Yes. Factor $I = \displaystyle\prod_{i =1}^n \mathfrak{p}_i^{e^i}.$ Then by the Chinese Remainder Theorem $A/I \cong \displaystyle\bigoplus_{i =1}^n A/\mathfrak{p}_i^{e^i}.$ So it is enough to show each factor $A/\mathfrak{p}_i^{e^i}$ is principal. The ideals of $A/\mathfrak{p}_i^{e^i}$ are exactly the images of the ideals of $A$ containing $\mathfrak{p}_i^{e^i},$ i.e., $\mathfrak{p}_i^{n}$ for $1\le n \leq e_i,$ under the projection map $\pi:A \rightarrow A/\mathfrak{p}_i^{e^i}.$ If $\pi(\mathfrak{p}_i) = \pi(\mathfrak{p}_i^2)$ then $\pi( \mathfrak{p}_i) = 0$ and $A/\mathfrak{p}_i^{e_i}$ is a field. Otherwise, let $\alpha \in\pi( \mathfrak{p}_i) \setminus \pi(\mathfrak{p}_i^2).$ Then $(\alpha)$ is a proper ideal such that $(\alpha) \not\subset \pi(\mathfrak{p}_i^n) $ for any $n\ge 2.$ It follows $(\alpha) = \pi(\mathfrak{p}_i).$ We conclude $\pi(\mathfrak{p}_i^n) = (\alpha^n)$ and hence $A/\mathfrak{p}_i^{e_i}$ is principal.
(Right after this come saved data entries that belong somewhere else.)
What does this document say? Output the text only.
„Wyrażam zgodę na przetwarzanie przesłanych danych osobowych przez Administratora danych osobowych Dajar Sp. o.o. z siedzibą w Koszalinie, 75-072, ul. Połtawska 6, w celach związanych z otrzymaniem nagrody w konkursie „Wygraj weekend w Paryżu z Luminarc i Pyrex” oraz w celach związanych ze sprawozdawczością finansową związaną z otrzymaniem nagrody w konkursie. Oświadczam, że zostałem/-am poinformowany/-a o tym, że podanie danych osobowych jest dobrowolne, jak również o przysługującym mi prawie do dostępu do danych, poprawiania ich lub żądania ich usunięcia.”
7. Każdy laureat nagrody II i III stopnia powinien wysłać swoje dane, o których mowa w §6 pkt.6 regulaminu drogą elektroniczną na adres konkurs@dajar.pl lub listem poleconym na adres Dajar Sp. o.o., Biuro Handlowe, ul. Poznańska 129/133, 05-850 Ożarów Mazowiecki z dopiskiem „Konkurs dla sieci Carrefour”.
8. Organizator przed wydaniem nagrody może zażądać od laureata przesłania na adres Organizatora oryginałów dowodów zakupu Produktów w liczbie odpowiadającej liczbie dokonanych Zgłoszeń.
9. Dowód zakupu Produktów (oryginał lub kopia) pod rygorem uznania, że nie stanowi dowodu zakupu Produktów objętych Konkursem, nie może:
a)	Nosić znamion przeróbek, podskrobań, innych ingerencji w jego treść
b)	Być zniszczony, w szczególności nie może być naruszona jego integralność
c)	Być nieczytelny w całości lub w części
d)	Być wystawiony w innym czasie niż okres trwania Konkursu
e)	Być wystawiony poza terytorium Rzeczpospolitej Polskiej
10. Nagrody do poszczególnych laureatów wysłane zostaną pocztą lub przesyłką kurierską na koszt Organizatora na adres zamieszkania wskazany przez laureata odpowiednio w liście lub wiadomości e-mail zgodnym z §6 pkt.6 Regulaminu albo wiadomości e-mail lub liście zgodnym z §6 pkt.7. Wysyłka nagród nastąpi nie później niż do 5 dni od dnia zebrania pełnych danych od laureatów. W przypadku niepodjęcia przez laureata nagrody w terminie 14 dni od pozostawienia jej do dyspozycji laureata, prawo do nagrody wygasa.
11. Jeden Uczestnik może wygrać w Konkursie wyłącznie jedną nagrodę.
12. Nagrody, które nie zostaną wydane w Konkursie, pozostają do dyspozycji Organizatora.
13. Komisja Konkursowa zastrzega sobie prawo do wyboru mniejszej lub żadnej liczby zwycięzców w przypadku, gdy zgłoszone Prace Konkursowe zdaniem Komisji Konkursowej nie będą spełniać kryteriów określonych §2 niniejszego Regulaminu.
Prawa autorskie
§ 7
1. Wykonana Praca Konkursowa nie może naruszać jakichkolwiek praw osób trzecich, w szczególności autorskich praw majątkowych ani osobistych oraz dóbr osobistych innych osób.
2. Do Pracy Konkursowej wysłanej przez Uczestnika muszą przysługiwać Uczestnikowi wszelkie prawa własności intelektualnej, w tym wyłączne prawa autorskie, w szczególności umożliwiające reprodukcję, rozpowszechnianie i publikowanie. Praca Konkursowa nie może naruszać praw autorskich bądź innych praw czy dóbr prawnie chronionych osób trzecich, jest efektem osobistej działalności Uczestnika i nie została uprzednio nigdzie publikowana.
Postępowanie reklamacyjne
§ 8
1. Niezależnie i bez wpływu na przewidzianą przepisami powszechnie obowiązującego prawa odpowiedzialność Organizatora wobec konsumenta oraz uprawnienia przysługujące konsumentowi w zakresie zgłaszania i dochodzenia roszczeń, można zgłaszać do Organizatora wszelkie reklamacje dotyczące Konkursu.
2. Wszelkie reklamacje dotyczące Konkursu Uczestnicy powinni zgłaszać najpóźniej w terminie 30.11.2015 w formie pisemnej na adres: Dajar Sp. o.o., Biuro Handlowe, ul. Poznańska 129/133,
HINT $\:$ By the approximation theorem, Dedekind domain ideals $\rm\:J\!\ne\! 0\:$ are strongly two generated, i.e. for each $\rm\:0\ne i\in J\:$ there exists $\rm\:j\in J\:$ such that $\rm\:J = (i,j)\:.\:$ Therefore every ideal $\rm\: J\supset I\:$ can be presented in the form $\rm\:J = (i,j)\:$ for $\rm\:0\ne i\in I,\ j\in J\:.\:$ Hence $\rm\ J = (j)\pmod I\ $ is principal.

NOTE $\ $ This property characterizes Dedekind domains, i.e. a domain $\rm\:D\:$ is Dedekind iff every nonzero ideal of $\rm\:D\:$ is strongly two generated.